After a year of protests against Goods and Services Tax (GST) on menstrual pads, the Goods and Services Tax Council has decided to do away with it, reports Scroll. Prior to the move, which came Saturday, pad manufacturers paid a 12% GST at sale, a cost passed on to consumers in the final price. One might call it a monthly tax for being a woman.
Yet it’s a move that may mean more in theory than in practice for women’s wallets. It comes down to semantics — whether the move exempts pad manufacturers from GST, or whether their GST is set at 0%.

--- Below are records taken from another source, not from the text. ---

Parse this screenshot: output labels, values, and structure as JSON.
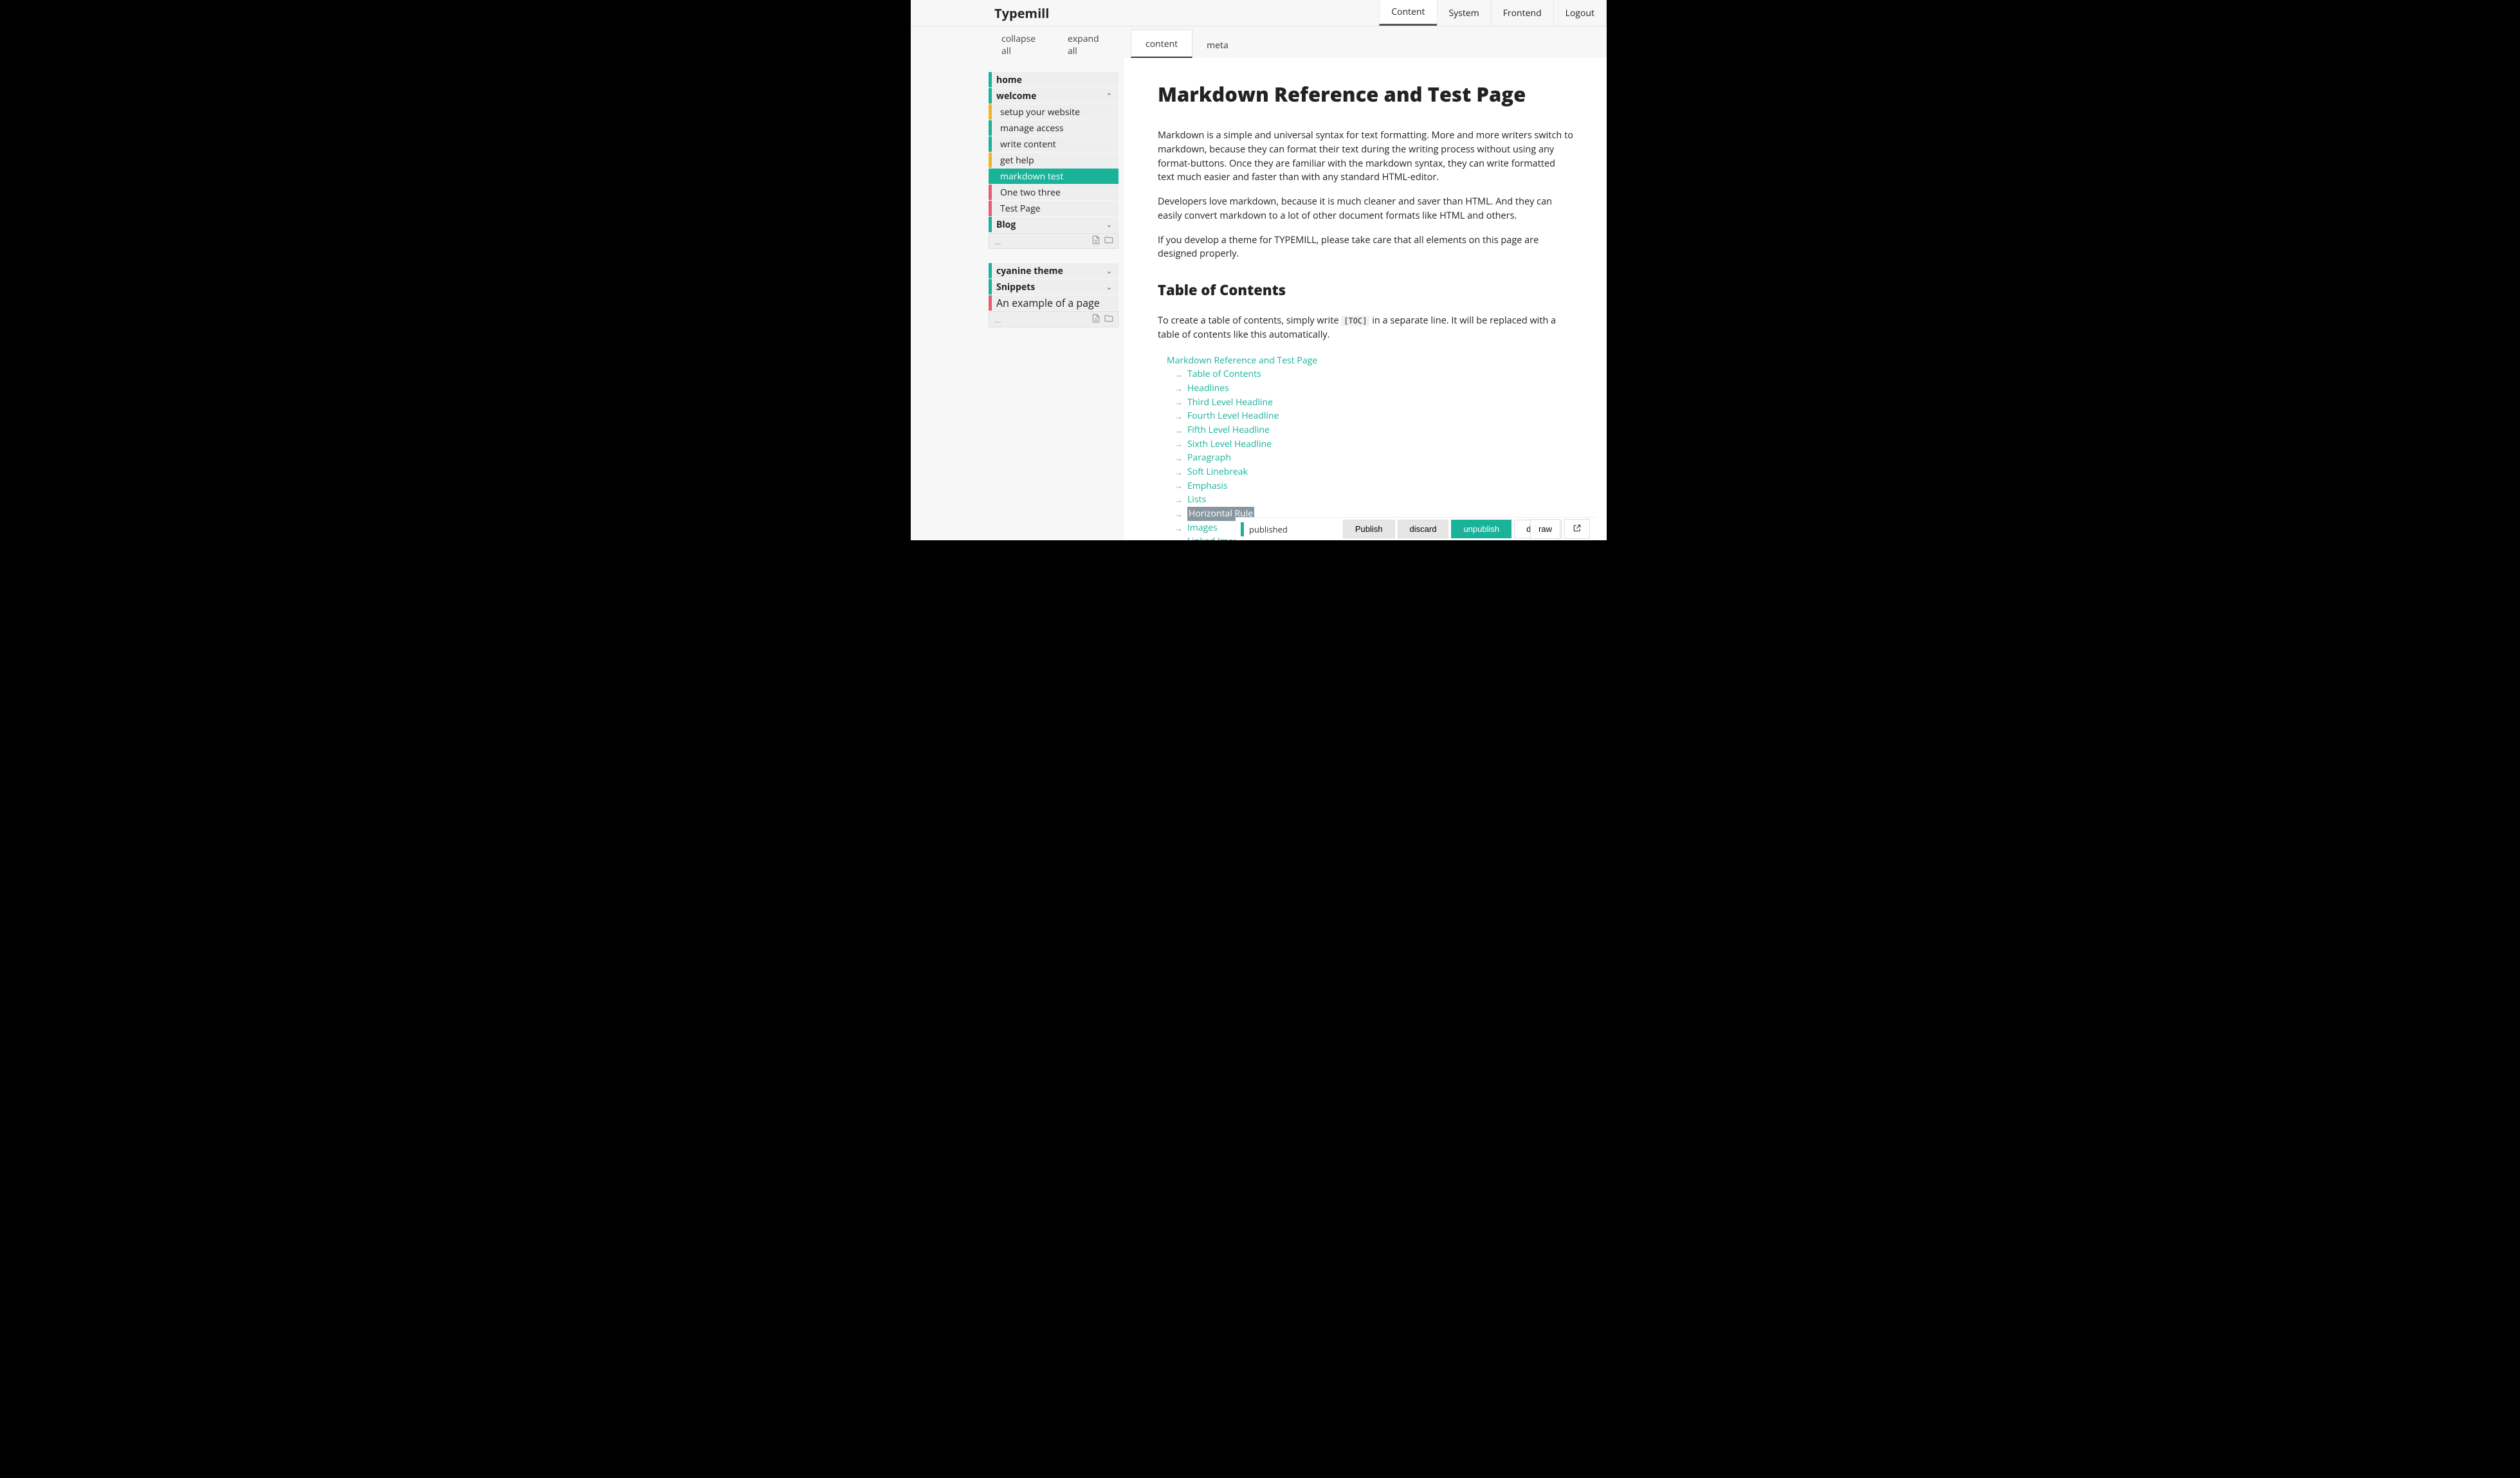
{
  "app_name": "Typemill",
  "topnav": [
    {
      "label": "Content",
      "active": true
    },
    {
      "label": "System",
      "active": false
    },
    {
      "label": "Frontend",
      "active": false
    },
    {
      "label": "Logout",
      "active": false
    }
  ],
  "sidebar_actions": {
    "collapse": "collapse all",
    "expand": "expand all"
  },
  "nav_group1": [
    {
      "label": "home",
      "color": "teal",
      "top": true
    },
    {
      "label": "welcome",
      "color": "teal",
      "top": true,
      "expanded": true
    },
    {
      "label": "setup your website",
      "color": "yellow",
      "sub": true
    },
    {
      "label": "manage access",
      "color": "teal",
      "sub": true
    },
    {
      "label": "write content",
      "color": "teal",
      "sub": true
    },
    {
      "label": "get help",
      "color": "yellow",
      "sub": true
    },
    {
      "label": "markdown test",
      "color": "teal",
      "sub": true,
      "selected": true
    },
    {
      "label": "One two three",
      "color": "pink",
      "sub": true
    },
    {
      "label": "Test Page",
      "color": "pink",
      "sub": true
    },
    {
      "label": "Blog",
      "color": "teal",
      "top": true,
      "collapsed": true
    }
  ],
  "nav_group2": [
    {
      "label": "cyanine theme",
      "color": "teal",
      "top": true,
      "collapsed": true
    },
    {
      "label": "Snippets",
      "color": "teal",
      "top": true,
      "collapsed": true
    },
    {
      "label": "An example of a page",
      "color": "pink",
      "top": false
    }
  ],
  "add_placeholder": "...",
  "tabs": {
    "content": "content",
    "meta": "meta"
  },
  "article": {
    "title": "Markdown Reference and Test Page",
    "p1": "Markdown is a simple and universal syntax for text formatting. More and more writers switch to markdown, because they can format their text during the writing process without using any format-buttons. Once they are familiar with the markdown syntax, they can write formatted text much easier and faster than with any standard HTML-editor.",
    "p2": "Developers love markdown, because it is much cleaner and saver than HTML. And they can easily convert markdown to a lot of other document formats like HTML and others.",
    "p3": "If you develop a theme for TYPEMILL, please take care that all elements on this page are designed properly.",
    "toc_heading": "Table of Contents",
    "toc_intro_pre": "To create a table of contents, simply write ",
    "toc_code": "[TOC]",
    "toc_intro_post": " in a separate line. It will be replaced with a table of contents like this automatically."
  },
  "toc": [
    {
      "label": "Markdown Reference and Test Page",
      "level": 1
    },
    {
      "label": "Table of Contents",
      "level": 2
    },
    {
      "label": "Headlines",
      "level": 2
    },
    {
      "label": "Third Level Headline",
      "level": 2
    },
    {
      "label": "Fourth Level Headline",
      "level": 2
    },
    {
      "label": "Fifth Level Headline",
      "level": 2
    },
    {
      "label": "Sixth Level Headline",
      "level": 2
    },
    {
      "label": "Paragraph",
      "level": 2
    },
    {
      "label": "Soft Linebreak",
      "level": 2
    },
    {
      "label": "Emphasis",
      "level": 2
    },
    {
      "label": "Lists",
      "level": 2
    },
    {
      "label": "Horizontal Rule",
      "level": 2,
      "highlighted": true
    },
    {
      "label": "Images",
      "level": 2
    },
    {
      "label": "Linked Images",
      "level": 2
    }
  ],
  "footer": {
    "status": "published",
    "publish": "Publish",
    "discard": "discard",
    "unpublish": "unpublish",
    "delete": "delete",
    "raw": "raw"
  }
}
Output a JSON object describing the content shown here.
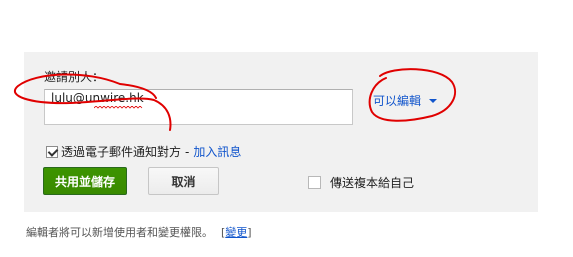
{
  "share_dialog": {
    "invite_label": "邀請別人：",
    "invite_value": "lulu@unwire.hk",
    "permission_selected": "可以編輯",
    "notify": {
      "checked": true,
      "label": "透過電子郵件通知對方",
      "separator": "-",
      "add_message_link": "加入訊息"
    },
    "share_save_button": "共用並儲存",
    "cancel_button": "取消",
    "send_copy": {
      "checked": false,
      "label": "傳送複本給自己"
    },
    "footer": {
      "text": "編輯者將可以新增使用者和變更權限。",
      "bracket_open": "[",
      "change_link": "變更",
      "bracket_close": "]"
    }
  },
  "colors": {
    "link": "#1155cc",
    "primary_button": "#3d9400",
    "annotation": "#e00000"
  }
}
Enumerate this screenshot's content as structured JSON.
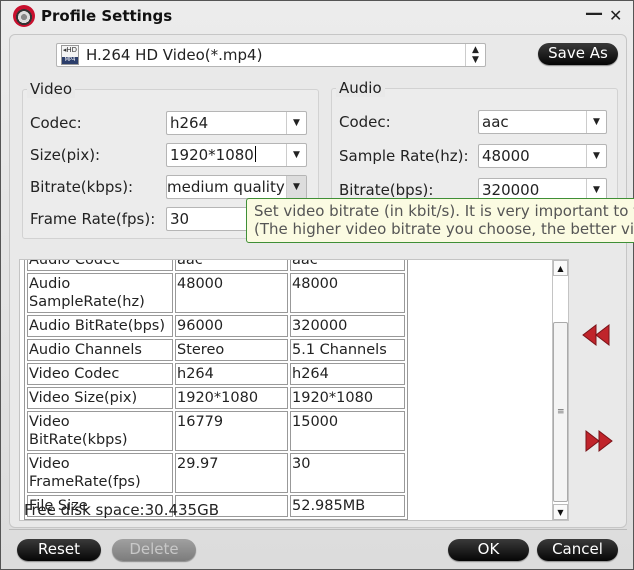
{
  "window": {
    "title": "Profile Settings",
    "minimize_glyph": "—",
    "close_glyph": "✕"
  },
  "format": {
    "icon": "hd-mp4-icon",
    "icon_text": "◂HD",
    "selected": "H.264 HD Video(*.mp4)",
    "spin_glyph": "▲\n▼"
  },
  "save_as_label": "Save As",
  "video": {
    "title": "Video",
    "codec_label": "Codec:",
    "codec_value": "h264",
    "size_label": "Size(pix):",
    "size_value": "1920*1080",
    "bitrate_label": "Bitrate(kbps):",
    "bitrate_value": "medium quality",
    "framerate_label": "Frame Rate(fps):",
    "framerate_value": "30"
  },
  "audio": {
    "title": "Audio",
    "codec_label": "Codec:",
    "codec_value": "aac",
    "samplerate_label": "Sample Rate(hz):",
    "samplerate_value": "48000",
    "bitrate_label": "Bitrate(bps):",
    "bitrate_value": "320000"
  },
  "tooltip": {
    "line1": "Set video bitrate (in kbit/s). It is very important to t",
    "line2": "(The higher video bitrate you choose, the better vid"
  },
  "info_table": {
    "rows": [
      [
        "Audio Codec",
        "aac",
        "aac"
      ],
      [
        "Audio SampleRate(hz)",
        "48000",
        "48000"
      ],
      [
        "Audio BitRate(bps)",
        "96000",
        "320000"
      ],
      [
        "Audio Channels",
        "Stereo",
        "5.1 Channels"
      ],
      [
        "Video Codec",
        "h264",
        "h264"
      ],
      [
        "Video Size(pix)",
        "1920*1080",
        "1920*1080"
      ],
      [
        "Video BitRate(kbps)",
        "16779",
        "15000"
      ],
      [
        "Video FrameRate(fps)",
        "29.97",
        "30"
      ],
      [
        "File Size",
        "",
        "52.985MB"
      ]
    ],
    "free_disk_space": "Free disk space:30.435GB"
  },
  "scrollbar": {
    "up": "▲",
    "down": "▼",
    "grip": "≡"
  },
  "buttons": {
    "reset": "Reset",
    "delete": "Delete",
    "ok": "OK",
    "cancel": "Cancel"
  },
  "colors": {
    "accent_red": "#c0242b",
    "tooltip_bg": "#fbfbe2",
    "tooltip_border": "#3f8f36",
    "button_dark": "#111111"
  }
}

A little background: Under the GST system, manufacturers pay two taxes, a GST at sale, and an input tax on raw materials. The government returns the latter, providing manufacturers also pay their GST. This means the only tax-cost getting passed on to consumers is GST. If pad manufacturers are still subject to GST, but the rate is set at 0%, then they still get a return on their input tax; thus the amount getting passed on to consumers drops, in theory, from 12% to 0%. If this is the case, pad prices will likely drop noticeably.
If pad manufacturers are exempt from GST, then they’ll no longer receive the return credit for the tax they pay on raw materials, which means though they will no longer be passing on the cost of their GST to consumers, they’ll have to pass on the cost of their input tax instead. It’s unclear if their input tax is more, less or equal to GST — and thus it’s unclear whether women will pay more, less or the same for their pads. Finance Minister Piyush Goyal told The Indian Express their calculations put the input tax on raw materials for pads at about 3 to 4% and that the government would ensure lower prices pads at sale.
Yet this is questionable, given that last year, the government seemed to think the exact opposite: that pad prices would increase without GST. Before GST was introduced, argued then-Finance Minister Arun Jaitley, pads were being taxed at 13%; instituting GST dropped the rate to 12%. The government claimed at the time that eliminating GST on pads would raise prices and allow foreign pad manufacturers, exempt of both input tax and GST, too easily overtake domestic companies.
Experts are presently debating the effect of the tax code change. Some say pad prices will go up. Some say prices will go down — though not by much. If Jaitley’s right, even if pad prices go up, there will be plenty of cheaper, foreign-made options for women to purchase. (We don’t know about you, but we care more about not spending a small fortune each month on menstrual supplies than we care about whether those supplies are made in India. #sorrynotsorry) Might … this be an unprecedented case of win-win for women? It seems almost too good to be true. Time, and our wallets, will tell.